That number comes from previous studies, which showed that 48 percent of major coronary events such as heart attacks occur in those families, Pell added. A brother or sister of someone who has a heart attack or other coronary event has twice the normal risk of having such an event, she said.
"So, instead of going through the entire population [for screening], we can go through the closest relatives of coronary disease patients," she reasoned.
Screening those close relatives and taking steps against risk factors such as high cholesterol, smoking, diabetes and high blood pressure could prevent more than 80 percent of the early heart attacks that occur in Britain each year, the Glasgow group estimated.

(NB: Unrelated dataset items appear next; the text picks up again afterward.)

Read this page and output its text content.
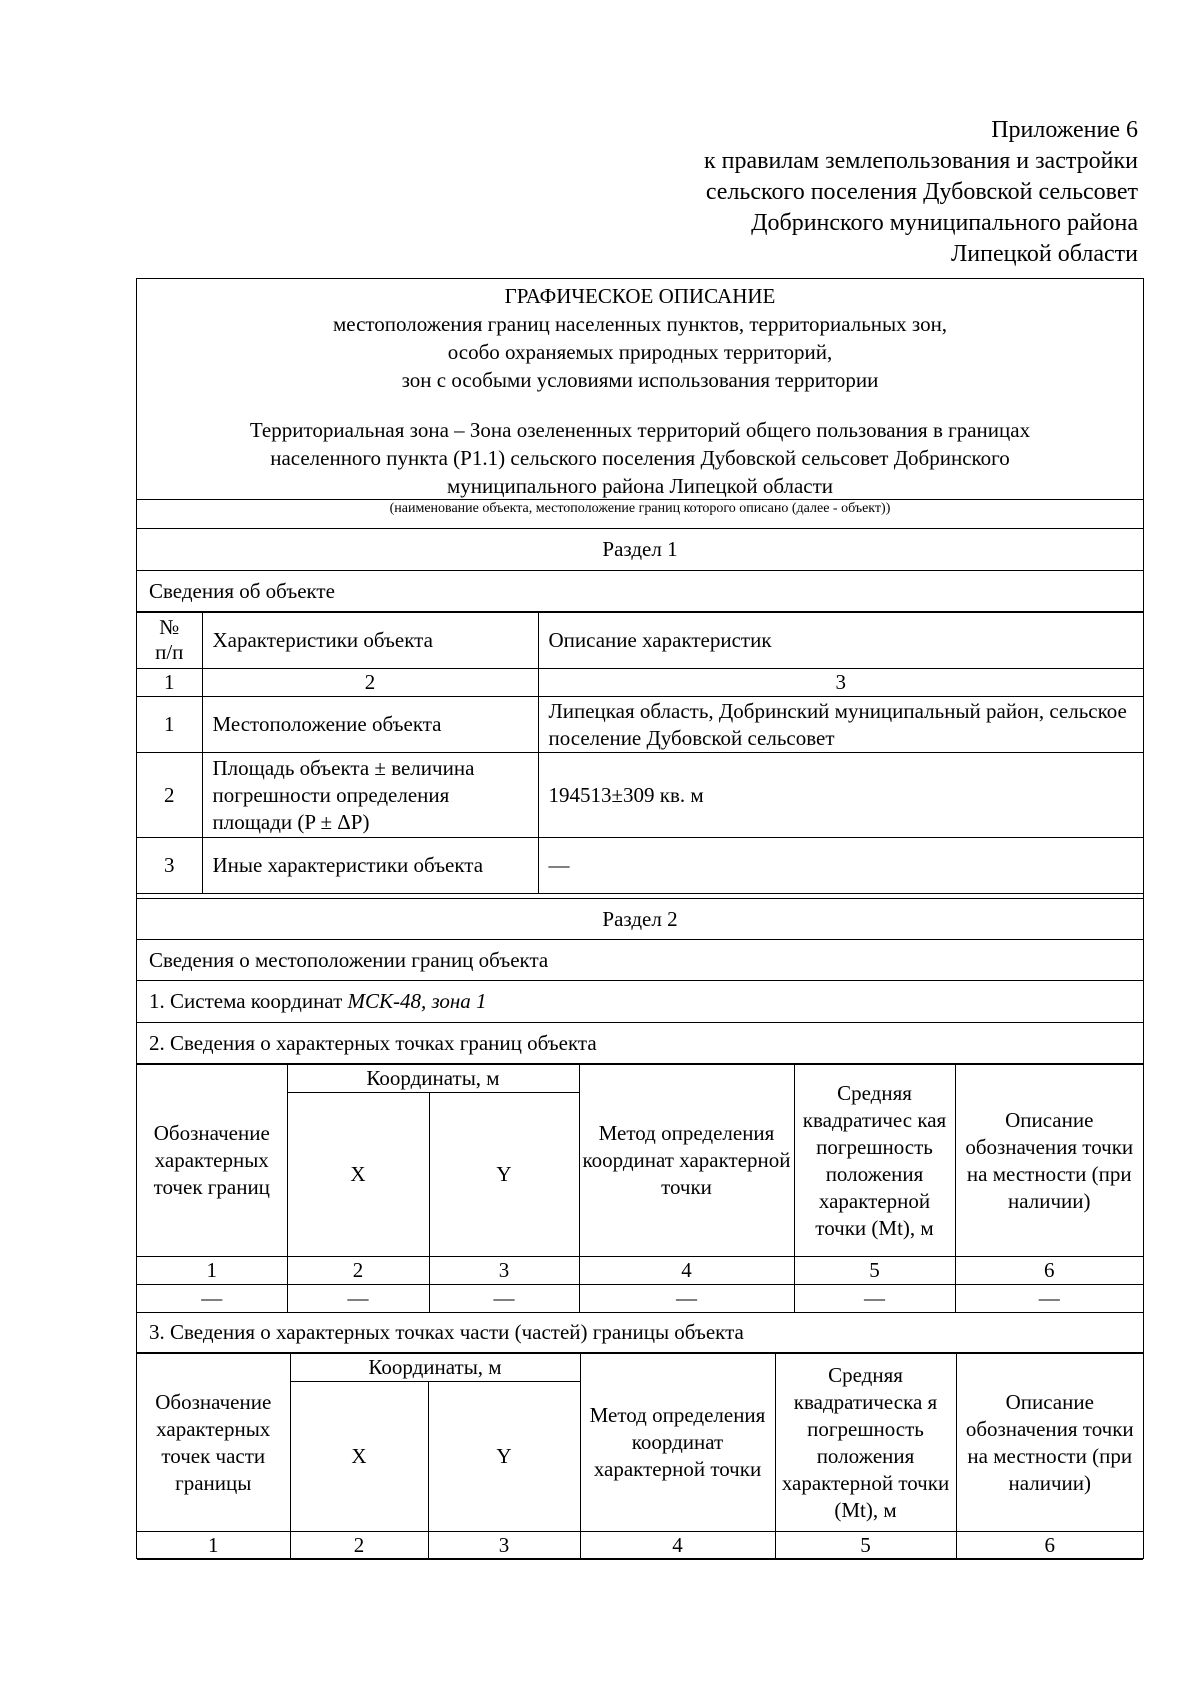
Приложение 6
к правилам землепользования и застройки
сельского поселения Дубовской сельсовет
Добринского муниципального района
Липецкой области
ГРАФИЧЕСКОЕ ОПИСАНИЕ
местоположения границ населенных пунктов, территориальных зон,
особо охраняемых природных территорий,
зон с особыми условиями использования территории
Территориальная зона – Зона озелененных территорий общего пользования в границах
населенного пункта (Р1.1) сельского поселения Дубовской сельсовет Добринского
муниципального района Липецкой области
(наименование объекта, местоположение границ которого описано (далее - объект))
Раздел 1
Сведения об объекте
№
п/п	Характеристики объекта	Описание характеристик
1	2	3
1	Местоположение объекта	Липецкая область, Добринский муниципальный район, сельское поселение Дубовской сельсовет
2	Площадь объекта ± величина погрешности определения площади (P ± ΔP)	194513±309 кв. м
3	Иные характеристики объекта	—
Раздел 2
Сведения о местоположении границ объекта
1. Система координат МСК-48, зона 1
2. Сведения о характерных точках границ объекта
Обозначение характерных точек границ	Координаты, м		Метод определения координат характерной точки	Средняя квадратичес кая погрешность положения характерной точки (Mt), м	Описание обозначения точки на местности (при наличии)
	X	Y			
1	2	3	4	5	6
—	—	—	—	—	—
3. Сведения о характерных точках части (частей) границы объекта
Обозначение характерных точек части границы	Координаты, м		Метод определения координат характерной точки	Средняя квадратическа я погрешность положения характерной точки (Mt), м	Описание обозначения точки на местности (при наличии)
	X	Y			
1	2	3	4	5	6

They plan to put that belief to a practical test with a pilot project to screen siblings and children of coronary heart disease patients, select those with obvious risk factors, and then work to bring those factors under control, Pell said.
"We would aim at global risk, all the factors together -- smoking, cholesterol, diet, exercise," she said.
In theory, working physicians are aware of the importance of family history in predicting coronary risk, Pell said. And they know that they should put that information to use with the close relatives of heart patients.
However, "the reality is that all of the studies to date show that it just isn't happening," she said.
People with coronary heart disease often show up in emergency rooms or outpatient clinics, the researchers noted. It would be easy to flag them as members of a family requiring counseling. In fact, such a flagging system is used for cancers that are known to have an inheritable background, the report's authors noted.
It would be easy to ask a heart patient if any close relatives have such a condition, Pell said, and to give basic advice when that is the case: "Tell your brother to check out his risk factors and modify them if necessary."
In the United States, the Sibling Family Heart Study, which has followed more than 800 people for more than a decade, has seen "a doubling of the number of heart attacks, deaths and events that need to be corrected with bypass surgery or angioplasty," added Dr. Dhananjay Vaidya, assistant professor of internal medicine at the Johns Hopkins University, Baltimore, and a member of that study team.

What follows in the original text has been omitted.